Tuesday 3 August 2010

The unkindest cut?

Now, while this (very poor) photo shows men cutting the sugar cane by hand, most of the workers we saw this morning on the smaller, non- mechanised, fields were women. All rigged up in boots and hats, machetes flasing in the sun, they were hard at it under the eye of the old man who owned the land, who was leaning on a rake and happy to chat with us while the women sweated.

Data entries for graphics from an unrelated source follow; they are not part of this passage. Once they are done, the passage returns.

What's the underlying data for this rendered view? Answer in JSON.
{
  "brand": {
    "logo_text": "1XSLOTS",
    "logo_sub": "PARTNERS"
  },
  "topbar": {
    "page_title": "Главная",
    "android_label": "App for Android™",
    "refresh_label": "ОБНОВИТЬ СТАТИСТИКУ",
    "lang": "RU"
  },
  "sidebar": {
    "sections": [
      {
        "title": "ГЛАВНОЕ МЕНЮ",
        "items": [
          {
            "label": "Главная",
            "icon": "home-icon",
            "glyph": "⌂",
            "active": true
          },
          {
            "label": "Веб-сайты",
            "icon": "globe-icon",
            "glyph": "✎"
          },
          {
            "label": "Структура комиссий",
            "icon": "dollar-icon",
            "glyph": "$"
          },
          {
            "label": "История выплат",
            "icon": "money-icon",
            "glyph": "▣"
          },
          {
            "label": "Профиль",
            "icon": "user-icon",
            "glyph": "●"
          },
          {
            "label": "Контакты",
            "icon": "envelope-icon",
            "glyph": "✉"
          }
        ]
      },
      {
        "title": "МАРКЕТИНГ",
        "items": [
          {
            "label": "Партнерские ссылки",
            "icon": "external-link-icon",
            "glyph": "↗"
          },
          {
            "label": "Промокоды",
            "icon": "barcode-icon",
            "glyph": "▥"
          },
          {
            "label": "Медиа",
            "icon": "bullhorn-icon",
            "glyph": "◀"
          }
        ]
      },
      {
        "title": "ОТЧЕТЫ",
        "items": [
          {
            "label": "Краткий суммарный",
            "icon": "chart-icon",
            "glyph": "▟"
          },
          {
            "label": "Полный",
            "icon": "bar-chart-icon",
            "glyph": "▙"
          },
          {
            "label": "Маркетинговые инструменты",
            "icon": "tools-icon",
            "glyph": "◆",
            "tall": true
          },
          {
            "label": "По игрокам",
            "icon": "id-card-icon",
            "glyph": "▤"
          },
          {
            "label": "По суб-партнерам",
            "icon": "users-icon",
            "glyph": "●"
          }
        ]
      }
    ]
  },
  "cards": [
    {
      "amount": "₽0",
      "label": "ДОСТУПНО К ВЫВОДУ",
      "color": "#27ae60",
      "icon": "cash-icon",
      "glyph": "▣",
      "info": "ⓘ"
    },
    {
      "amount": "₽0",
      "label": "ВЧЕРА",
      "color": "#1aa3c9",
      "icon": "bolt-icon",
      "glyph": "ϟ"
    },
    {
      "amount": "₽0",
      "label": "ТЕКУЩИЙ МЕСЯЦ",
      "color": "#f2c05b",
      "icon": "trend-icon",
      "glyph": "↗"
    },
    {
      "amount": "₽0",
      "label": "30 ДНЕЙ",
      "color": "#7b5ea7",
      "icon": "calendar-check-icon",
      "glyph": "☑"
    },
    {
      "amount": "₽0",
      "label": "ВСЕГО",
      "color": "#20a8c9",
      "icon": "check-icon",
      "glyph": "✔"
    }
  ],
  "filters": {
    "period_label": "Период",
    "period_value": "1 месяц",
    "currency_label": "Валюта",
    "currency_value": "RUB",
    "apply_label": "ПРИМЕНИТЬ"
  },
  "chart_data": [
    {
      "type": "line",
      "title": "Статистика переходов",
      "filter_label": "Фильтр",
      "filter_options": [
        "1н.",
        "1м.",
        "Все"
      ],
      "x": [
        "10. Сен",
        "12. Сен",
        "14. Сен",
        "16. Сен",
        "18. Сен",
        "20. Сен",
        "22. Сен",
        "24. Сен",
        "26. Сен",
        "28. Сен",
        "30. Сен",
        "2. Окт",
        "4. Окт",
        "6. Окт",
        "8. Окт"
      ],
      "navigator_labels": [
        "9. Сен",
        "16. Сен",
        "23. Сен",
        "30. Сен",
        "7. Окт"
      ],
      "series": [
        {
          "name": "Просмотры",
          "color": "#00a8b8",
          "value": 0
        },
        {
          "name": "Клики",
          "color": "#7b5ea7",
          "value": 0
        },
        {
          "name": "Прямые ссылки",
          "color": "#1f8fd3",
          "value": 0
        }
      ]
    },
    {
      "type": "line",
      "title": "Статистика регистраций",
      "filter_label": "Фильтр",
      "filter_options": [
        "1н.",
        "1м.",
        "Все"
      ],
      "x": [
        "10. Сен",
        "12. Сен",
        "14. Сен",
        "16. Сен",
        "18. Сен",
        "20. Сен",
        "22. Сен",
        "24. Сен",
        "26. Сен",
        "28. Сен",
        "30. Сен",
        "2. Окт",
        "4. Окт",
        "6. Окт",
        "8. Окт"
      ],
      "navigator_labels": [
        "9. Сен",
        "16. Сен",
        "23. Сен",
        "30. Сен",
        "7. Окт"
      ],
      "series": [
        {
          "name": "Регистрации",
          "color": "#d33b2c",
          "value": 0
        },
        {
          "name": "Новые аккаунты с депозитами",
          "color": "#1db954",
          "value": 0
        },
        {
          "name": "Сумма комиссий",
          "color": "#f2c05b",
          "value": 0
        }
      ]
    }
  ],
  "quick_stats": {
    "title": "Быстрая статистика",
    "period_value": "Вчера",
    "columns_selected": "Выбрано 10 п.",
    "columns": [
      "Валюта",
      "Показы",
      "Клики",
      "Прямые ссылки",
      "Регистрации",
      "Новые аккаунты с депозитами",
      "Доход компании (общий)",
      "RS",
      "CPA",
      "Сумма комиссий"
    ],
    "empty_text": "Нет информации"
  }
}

Mind you, the men who were gathering up the canes into bundles and carrying them on their heads to the trailer had it even harder, I think.

Easy to say

Even though on our long drives around this island we've seen shanty houses and people bent double in the fields weeding crops and carrying loads on their heads, it was a surprise to come across women like this one doing their washing on rocks in the river.

"Cheaper than a machine," said our driver nonchalantly. Guess which sex?

Adorable ananas

Isn't this just the cutest little pineapple you ever saw in your life?

(I do hope that's a New Zealand kiwifruit. I bought a dear wee moonstone dodo from a lovely man at a stall who horrified us by saying that he loved to eat kiwis because they're so healthy. KiwiFRUIT, we established.)